- Study protocol
- Open Access
Automated external cardioversion defibrillation monitoring in cardiac arrest: a randomized trial
Trials volume 9, Article number: 36 (2008)
In-hospital cardiac arrest has a poor prognosis despite active electrocardiography monitoring. The initial rhythm of approximately 25% of in-hospital cardiopulmonary resuscitation (CPR) events is pulseless ventricular tachycardia/ventricular fibrillation (VT/VF). Early defibrillation is an independent predictor of survival in CPR events caused by VT/VF. The automated external cardioverter defibrillator (AECD) is a device attached by pads to the chest wall that monitors, detects, and within seconds, automatically delivers electric countershock to an appropriate tachyarrhythmia.
• To evaluate safety of AECD monitoring in hospitalized patients.
• To evaluate whether AECDs provide earlier defibrillation than hospital code teams.
The study is a prospective trial randomizing patients admitted to the telemetry ward to standard CPR (code team) or standard CPR plus AECD monitoring (PowerHeart CRM). The AECD is programmed to deliver one 150 J biphasic shock to patients in sustained VT/VF. Data is collected using the Utstein criteria for cardiac arrest. The primary endpoint is time-to-defibrillation; secondary outcomes include neurological status and survival to discharge, with 3-year follow-up.
To date, 192 patients have been recruited in the time period between 10/10/2006 to 7/20/2007. A total of 3,655 hours of telemetry data have been analyzed in the AECD arm. The AECD has monitored ambulatory telemetry patients in sinus rhythm, sinus tachycardia, supraventricular tachycardia, atrial flutter or fibrillation, with premature ventricular complexes and non-sustained VT without delivery of inappropriate shocks. One patient experienced sustained VT during AECD monitoring, who was successfully defibrillated (17 seconds after meeting programmed criteria). There are no events to report in the control arm. The patient survived the event without neurological complications. During the same time period, mean time to shock for VT/VF cardiac arrest occurring outside the telemetry ward was 230 ± 50 seconds.
AECD monitoring is safe and likely results in earlier defibrillation than standard telemetry monitoring.
National Institutes of Health registration ID: NCT00382928
In-hospital cardiac arrest has a poor prognosis despite active electrocardiography monitoring. Part of the poor prognosis may be explained by slow response to a lethal arrhythmia. The National Registry of Cardiopulmonary Resuscitation (NRCPR) has reported delayed defibrillation, which was defined as greater than 2 minutes, in more than 30% of cases of in-hospital cardiac arrest. This delay in defibrillation resulted in significantly lower probability of surviving to hospital discharge.
The initial rhythm in about 25% of in-hospital cardiac arrest is ventricular tachycardia or fibrillation (VT/VF). Early provision of good quality CPR and rapid defibrillation have the highest impact on survival for the victims of VT/VF cardiac arrest. Early defibrillation is an independent predictor of survival in CPR events caused by VT/VF.[4, 5] Delay in provision of defibrillation for 10 minutes renders CPR ineffective. Each minute of delay in defibrillation increases the likelihood of death by 7% to 10% in cardiac arrest. If defibrillation is provided within 3 minutes in in-hospital cardiac arrest, 38% survival to discharge is reported versus 21%, if defibrillation is provided after 3 minutes. Addressing this delay, a program encouraging early defibrillation using automated external defibrillators (AED) in the hospital resulted in a 14-fold increase in survival for VT/VF cardiac arrest.
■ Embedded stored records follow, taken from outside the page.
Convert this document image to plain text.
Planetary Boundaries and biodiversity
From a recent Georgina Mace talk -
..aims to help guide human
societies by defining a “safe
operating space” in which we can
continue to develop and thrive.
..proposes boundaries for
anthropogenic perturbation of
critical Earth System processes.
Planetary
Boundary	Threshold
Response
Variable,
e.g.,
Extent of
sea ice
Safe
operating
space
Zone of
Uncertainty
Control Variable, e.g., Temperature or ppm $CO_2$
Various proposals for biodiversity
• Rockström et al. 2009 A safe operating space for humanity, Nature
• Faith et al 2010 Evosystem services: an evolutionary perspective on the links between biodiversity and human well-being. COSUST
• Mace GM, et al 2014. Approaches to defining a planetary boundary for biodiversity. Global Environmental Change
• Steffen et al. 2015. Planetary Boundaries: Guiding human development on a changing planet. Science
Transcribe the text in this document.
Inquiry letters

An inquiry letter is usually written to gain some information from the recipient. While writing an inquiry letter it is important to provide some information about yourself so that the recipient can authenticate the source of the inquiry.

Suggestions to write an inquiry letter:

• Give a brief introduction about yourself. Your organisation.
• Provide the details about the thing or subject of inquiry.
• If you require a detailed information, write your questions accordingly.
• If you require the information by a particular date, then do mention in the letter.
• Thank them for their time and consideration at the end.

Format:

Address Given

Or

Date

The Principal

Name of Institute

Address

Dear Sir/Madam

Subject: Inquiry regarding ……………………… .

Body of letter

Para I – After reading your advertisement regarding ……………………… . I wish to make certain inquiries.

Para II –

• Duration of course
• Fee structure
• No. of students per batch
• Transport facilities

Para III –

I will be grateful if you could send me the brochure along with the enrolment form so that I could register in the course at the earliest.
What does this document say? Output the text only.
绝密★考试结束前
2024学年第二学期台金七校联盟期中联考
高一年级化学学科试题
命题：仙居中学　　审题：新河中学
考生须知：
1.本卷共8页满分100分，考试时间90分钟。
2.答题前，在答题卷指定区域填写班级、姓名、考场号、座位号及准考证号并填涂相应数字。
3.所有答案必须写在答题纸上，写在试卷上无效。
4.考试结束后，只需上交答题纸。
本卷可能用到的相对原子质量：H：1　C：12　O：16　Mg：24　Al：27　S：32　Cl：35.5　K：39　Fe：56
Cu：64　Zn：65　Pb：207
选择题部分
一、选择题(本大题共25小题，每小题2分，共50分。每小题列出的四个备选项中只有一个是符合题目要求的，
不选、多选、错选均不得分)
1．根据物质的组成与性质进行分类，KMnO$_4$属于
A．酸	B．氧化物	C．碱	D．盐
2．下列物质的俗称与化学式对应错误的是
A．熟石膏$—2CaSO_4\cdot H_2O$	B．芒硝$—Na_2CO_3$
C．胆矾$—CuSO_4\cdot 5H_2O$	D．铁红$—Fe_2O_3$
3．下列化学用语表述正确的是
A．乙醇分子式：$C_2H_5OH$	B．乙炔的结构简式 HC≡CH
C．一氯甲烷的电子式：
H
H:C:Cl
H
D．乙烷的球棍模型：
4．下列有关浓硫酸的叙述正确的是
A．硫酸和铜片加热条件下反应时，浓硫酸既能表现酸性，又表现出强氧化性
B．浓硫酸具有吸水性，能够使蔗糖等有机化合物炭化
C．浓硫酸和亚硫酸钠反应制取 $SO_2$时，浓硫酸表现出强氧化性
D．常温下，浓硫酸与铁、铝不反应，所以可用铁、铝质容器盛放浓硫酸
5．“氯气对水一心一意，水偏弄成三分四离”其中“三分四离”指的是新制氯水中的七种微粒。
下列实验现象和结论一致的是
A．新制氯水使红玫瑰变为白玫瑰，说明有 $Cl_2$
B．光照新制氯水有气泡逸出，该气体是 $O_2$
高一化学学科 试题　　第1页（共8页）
Automated External Cardioverter Defibrillator (AECD; The PowerHeart CRM, Cardiac Science Inc., Seattle, WA) is a device attached to the chest wall by pads, monitors the electrocardiogram, and is capable of automatically delivering electric countershock to appropriate rhythms without operator intervention. Automated external cardioverter defibrillators have been studied in a few nonrandomized clinical trials. [7–9] They performed with a sensitivity of 100% and a specificity of 98.8% in a study conducted in the United States (n = 79) and a sensitivity of 100% and a specificity of 97.6% in an European study (n = 117).[7, 8] We designed the current randomized trial to test the safety of AECDs in hospitalized patients and the performance compared to standard telemetry response.
This study is a single center, randomized, prospective, trial in which, all patients admitted to the emergency department and telemetry unit of the Atlanta Veterans Affairs Medical Center (AVAMC), Decatur, Georgia are screened. Patient recruitment started in October 2006. Inclusion and exclusion criteria are presented in Table 1. Patients consenting to participate in the study are randomized to either standard electrocardiographic telemetry or standard telemetry augmented by AECD monitoring (Figure 1). Patients randomized to AECD monitoring have the AECD attached for the duration of their hospitalization while undergoing simultaneous telemetry monitoring. A log book is used to record the time of AECD attachment and to record whenever the AECD is detached from the patient. The AECD is programmed to deliver a single 150 Joule shock to VT/VF rhythms presenting above the rate of 170 beats per minute, after a 30 second delay. Study enrollment terminates when telemetry is discontinued. The primary endpoint is time-to-defibrillation in VT/VF cardiac arrest. The AECDs have the ability to measure the precise time of initiation of cardiac arrhythmias and of delivery of defibrillation. The secondary outcomes are survival to discharge and cerebral outcomes as measured by cerebral performance category scale (Table 2). Patients who survive cardiac arrest while participating in the trial will be followed for a period of three years for survival, internal cardioverter defibrillator (ICD) placement and cerebral performance. The Emory University Institutional Review Board (IRB) and the AVAMC Research and Development Committee approved the study.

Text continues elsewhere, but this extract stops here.